ブカヴは1901年に、ベルギーの植民者の手によって、コステルマンビルCostermansville)という名で建設された。1922年にこの地方の主都となり、1953年に現市名となった。

ルワンダ紛争の際は、隣接するルワンダから大量の難民が流入し、フツ族の難民キャンプが建てられた。しかしフツ族系ゲリラがルワンダ侵攻を繰り返したため、ツチ族系のルワンダ政府は反政府ゲリラのコンゴ・ザイール解放民主勢力連合 (AFDL)を支援し、ブカヴもAFDLの支配下に置かれた。その後、政権を取ったAFDLが反ルワンダの姿勢をとったため、ルワンダはバニャムレンゲ系の反政府組織コンゴ民主連合(RCD)を支援し、ブカヴはRCDの手に落ちた。

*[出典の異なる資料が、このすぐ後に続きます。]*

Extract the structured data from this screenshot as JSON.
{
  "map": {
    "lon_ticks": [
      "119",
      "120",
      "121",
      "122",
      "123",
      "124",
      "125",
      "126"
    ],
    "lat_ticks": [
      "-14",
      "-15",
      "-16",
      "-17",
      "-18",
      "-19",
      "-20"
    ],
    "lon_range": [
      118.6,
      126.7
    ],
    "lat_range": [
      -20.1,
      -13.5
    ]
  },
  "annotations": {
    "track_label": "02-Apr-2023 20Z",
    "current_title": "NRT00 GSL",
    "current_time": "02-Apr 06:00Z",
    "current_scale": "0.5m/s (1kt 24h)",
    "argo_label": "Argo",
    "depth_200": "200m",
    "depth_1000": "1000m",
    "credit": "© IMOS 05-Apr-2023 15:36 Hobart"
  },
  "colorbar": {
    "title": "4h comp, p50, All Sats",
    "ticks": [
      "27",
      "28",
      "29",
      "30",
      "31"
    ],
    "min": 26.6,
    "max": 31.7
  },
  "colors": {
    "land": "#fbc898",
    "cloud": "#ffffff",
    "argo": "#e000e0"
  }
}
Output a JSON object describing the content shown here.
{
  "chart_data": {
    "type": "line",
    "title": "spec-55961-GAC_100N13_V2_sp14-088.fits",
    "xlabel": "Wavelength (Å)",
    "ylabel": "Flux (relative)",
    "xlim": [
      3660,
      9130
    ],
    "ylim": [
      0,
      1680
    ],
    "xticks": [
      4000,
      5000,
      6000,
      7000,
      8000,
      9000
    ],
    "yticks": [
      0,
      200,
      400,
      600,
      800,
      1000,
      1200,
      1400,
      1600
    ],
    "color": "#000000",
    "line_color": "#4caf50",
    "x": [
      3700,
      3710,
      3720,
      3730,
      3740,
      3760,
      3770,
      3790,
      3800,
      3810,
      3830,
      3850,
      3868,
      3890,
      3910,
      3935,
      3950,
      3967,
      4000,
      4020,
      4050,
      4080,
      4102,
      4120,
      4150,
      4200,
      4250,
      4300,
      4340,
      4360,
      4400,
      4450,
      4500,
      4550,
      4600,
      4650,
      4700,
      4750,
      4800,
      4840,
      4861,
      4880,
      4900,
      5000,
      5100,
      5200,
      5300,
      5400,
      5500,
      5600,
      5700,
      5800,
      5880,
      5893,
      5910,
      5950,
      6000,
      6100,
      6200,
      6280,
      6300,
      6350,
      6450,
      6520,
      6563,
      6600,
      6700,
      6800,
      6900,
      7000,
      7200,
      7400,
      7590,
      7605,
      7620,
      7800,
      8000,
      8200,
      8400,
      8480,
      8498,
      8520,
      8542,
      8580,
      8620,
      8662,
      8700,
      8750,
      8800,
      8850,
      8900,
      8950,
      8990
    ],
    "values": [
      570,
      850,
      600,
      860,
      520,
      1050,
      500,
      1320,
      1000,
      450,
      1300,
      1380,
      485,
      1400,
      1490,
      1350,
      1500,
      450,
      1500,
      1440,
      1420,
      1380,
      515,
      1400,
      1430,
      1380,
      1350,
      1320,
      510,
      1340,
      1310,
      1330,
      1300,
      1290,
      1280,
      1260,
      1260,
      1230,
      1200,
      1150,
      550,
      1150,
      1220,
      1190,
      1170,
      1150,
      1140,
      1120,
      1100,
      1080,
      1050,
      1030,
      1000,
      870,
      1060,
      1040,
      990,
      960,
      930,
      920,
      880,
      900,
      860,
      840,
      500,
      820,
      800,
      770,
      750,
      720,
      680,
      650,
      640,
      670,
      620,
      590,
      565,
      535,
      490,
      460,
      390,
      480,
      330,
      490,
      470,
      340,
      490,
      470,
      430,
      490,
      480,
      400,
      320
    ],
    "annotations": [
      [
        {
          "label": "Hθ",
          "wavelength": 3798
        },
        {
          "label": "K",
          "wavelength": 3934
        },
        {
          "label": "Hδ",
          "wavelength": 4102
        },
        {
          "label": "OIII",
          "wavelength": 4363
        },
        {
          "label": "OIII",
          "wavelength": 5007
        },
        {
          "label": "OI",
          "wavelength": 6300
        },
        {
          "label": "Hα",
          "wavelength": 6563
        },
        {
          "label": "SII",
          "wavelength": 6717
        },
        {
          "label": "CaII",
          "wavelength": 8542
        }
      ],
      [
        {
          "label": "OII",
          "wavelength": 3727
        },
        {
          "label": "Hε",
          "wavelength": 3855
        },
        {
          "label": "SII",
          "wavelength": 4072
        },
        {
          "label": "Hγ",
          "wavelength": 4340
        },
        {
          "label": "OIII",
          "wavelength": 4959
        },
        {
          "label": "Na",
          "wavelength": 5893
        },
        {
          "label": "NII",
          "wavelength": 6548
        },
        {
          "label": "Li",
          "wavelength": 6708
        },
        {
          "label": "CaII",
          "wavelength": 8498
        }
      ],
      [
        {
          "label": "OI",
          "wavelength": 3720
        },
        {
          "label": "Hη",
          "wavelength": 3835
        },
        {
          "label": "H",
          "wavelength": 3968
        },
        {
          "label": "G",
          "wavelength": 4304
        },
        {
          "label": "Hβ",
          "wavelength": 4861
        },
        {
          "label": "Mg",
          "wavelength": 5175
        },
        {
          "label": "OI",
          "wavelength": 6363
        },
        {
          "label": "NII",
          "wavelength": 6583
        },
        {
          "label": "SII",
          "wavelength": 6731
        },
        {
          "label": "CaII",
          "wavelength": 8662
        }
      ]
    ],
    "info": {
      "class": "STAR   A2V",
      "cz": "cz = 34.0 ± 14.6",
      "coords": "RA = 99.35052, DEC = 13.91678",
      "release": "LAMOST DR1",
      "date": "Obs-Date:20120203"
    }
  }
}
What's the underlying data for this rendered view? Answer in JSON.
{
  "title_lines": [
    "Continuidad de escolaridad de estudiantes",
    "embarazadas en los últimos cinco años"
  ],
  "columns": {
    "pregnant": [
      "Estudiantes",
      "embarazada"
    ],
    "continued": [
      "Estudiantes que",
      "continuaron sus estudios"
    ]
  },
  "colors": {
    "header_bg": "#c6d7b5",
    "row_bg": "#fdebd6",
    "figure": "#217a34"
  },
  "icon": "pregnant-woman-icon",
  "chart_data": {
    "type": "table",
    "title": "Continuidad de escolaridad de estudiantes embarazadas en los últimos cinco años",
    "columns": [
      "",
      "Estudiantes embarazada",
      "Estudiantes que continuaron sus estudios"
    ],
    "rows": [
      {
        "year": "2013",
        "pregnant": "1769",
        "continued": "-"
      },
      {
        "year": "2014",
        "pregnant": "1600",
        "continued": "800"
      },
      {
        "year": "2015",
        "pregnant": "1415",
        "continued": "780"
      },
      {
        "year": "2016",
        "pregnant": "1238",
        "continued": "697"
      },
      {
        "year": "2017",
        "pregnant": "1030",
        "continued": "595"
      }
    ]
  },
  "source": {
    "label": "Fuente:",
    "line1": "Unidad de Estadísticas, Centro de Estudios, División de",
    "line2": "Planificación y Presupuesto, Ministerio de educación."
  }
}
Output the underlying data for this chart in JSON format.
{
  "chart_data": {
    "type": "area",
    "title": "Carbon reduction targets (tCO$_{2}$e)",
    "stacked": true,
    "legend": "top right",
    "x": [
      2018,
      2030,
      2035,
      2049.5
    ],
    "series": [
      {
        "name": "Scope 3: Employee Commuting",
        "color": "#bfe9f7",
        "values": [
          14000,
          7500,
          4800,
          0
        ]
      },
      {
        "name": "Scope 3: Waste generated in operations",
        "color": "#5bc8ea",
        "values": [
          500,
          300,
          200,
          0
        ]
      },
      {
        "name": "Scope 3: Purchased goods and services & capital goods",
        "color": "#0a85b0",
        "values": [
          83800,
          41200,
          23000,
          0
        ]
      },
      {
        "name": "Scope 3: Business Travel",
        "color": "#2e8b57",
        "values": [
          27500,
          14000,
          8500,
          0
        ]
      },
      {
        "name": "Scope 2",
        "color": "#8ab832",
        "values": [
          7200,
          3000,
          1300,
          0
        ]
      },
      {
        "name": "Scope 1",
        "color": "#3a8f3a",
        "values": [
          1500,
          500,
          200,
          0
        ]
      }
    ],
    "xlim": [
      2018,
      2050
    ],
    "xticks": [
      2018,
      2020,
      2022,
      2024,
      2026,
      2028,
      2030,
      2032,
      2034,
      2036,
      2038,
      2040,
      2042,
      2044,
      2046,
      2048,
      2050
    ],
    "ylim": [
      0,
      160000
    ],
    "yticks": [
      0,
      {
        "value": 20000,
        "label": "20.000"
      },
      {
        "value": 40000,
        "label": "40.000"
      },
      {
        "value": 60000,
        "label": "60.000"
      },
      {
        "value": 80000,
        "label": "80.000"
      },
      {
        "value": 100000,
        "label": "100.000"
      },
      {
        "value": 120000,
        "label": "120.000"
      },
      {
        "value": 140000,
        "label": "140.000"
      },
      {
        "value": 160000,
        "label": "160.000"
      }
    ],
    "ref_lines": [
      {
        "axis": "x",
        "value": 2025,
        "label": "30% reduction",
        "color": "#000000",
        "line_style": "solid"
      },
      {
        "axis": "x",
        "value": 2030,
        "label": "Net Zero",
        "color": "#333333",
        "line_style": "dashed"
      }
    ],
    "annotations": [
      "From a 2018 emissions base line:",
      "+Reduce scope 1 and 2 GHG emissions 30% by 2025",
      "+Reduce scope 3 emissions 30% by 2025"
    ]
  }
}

その後、2003年にはいったん和平が成立しブカヴは政府の手に戻ったものの、2004年にはRCDのローラン・ンクンダが再び政府から離反し、2004年5月にブカヴは再度RCDの手に落ちた。

経済[編集]

穏やかな気候と美しい景観に恵まれ、観光地として期待されていたが、コンゴ及びルワンダの政情不安により、観光業の成長は絶望的な状態である。国境の町であり、コンゴ民主共和国の玄関口ともなっているが、ゴマ (コンゴ)キサンガニへと続く道路は相次ぐ内戦でほぼ崩壊している。